Was macht die ÖVP diesbezüglich? – Die ÖVP sagt: Ich will keine Konsul­tationsvereinbarung, ich will alles fragen dürfen! Ich nehme sogar in Kauf, dass ich die Arbeit der Justiz behindere! (Zwischenruf des Abg. Ofenauer.Das ist die ÖVP unter Karl Nehammer, er selber als Bundeskanzler und seine Fraktion hier im Parlament.

Das führt dazu, dass die Justizministerin heute etwas macht, was es in der Zweiten Republik auch noch nie gegeben hat: dass sie nämlich vor den VfGH geht, weil sie den Rechtsstaat vor der ÖVP schützen muss (Beifall bei der SPÖ sowie der Abgeordneten Hauser und Lausch  Zwischenruf des Abg. Kopf), vom Vorsitzenden über den Klubobmann, über den Fraktionsführer bis zum Generalsekretär  und das, ehrlich gesagt, bei einer ehemals staatstragenden Partei wie der ÖVP. (Zwischenruf des Abg. Zarits.)

Der Generalsekretär beschwert sich nämlich darüber, dass die WKStA so lange ermitteln muss, und sie wären eh schneller beim Gesetze machen. Er sagt nicht dazu, dass sein Vorsitzender und seine Kollegen hier die Arbeit der Justiz behindern und damit das Ganze langsamer machen. (Abg. Zarits: Geh bitte!)

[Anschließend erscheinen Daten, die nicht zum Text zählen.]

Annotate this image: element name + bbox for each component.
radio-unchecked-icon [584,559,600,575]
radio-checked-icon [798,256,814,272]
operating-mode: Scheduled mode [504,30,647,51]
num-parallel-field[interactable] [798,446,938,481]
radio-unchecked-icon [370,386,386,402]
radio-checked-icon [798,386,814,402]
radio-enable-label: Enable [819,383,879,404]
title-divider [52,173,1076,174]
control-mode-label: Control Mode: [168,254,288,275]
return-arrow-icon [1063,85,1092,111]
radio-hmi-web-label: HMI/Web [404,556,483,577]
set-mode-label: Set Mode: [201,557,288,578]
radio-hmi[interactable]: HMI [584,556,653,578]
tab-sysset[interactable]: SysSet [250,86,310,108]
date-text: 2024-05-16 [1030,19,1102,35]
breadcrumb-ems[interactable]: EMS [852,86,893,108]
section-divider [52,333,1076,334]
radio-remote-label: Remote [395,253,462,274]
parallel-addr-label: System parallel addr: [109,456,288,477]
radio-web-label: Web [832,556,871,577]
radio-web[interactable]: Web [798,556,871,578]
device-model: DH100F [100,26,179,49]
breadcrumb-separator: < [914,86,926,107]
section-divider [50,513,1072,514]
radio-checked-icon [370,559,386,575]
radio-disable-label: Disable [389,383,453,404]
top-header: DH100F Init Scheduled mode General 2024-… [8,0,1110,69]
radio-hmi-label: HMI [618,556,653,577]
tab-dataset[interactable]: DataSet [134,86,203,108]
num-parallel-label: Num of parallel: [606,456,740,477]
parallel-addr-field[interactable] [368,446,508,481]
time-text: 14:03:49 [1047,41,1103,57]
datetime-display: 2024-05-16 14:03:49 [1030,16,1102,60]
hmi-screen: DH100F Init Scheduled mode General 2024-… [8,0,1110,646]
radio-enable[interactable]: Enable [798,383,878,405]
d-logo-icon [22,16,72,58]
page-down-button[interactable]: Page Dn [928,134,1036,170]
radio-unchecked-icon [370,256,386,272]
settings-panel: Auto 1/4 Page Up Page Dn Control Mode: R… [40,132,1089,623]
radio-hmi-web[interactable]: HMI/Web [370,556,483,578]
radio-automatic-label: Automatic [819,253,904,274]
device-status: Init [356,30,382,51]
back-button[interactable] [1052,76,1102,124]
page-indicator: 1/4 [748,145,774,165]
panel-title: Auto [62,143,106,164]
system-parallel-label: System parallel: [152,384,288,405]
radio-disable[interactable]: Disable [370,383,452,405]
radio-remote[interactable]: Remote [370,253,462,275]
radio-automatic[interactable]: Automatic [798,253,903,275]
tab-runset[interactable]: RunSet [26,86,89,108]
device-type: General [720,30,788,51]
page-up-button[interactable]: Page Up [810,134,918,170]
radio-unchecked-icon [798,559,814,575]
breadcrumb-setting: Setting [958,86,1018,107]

Das Wesentliche aber ist: Vier Parteien müssen hier den Rechtsstaat vor der ÖVP schützen. Vier Parteien tun das, Gott sei Dank. In Wahrheit sollten Sie einfach zurücktreten, den Weg für Neuwahlen frei machen und dort landen, wo Sie hingehören, nämlich die einen auf der Oppositionsbank und die anderen auf der Anklagebank. – Vielen Dank. (Beifall bei SPÖ und FPÖ. – Abg. Hanger: Du hast schon so oft die Unwahrheit gesagt, das macht auch nichts mehr aus! – Abg. Michael Hammer: Ein schwacher Abschluss einer schwachen Dringlichen!)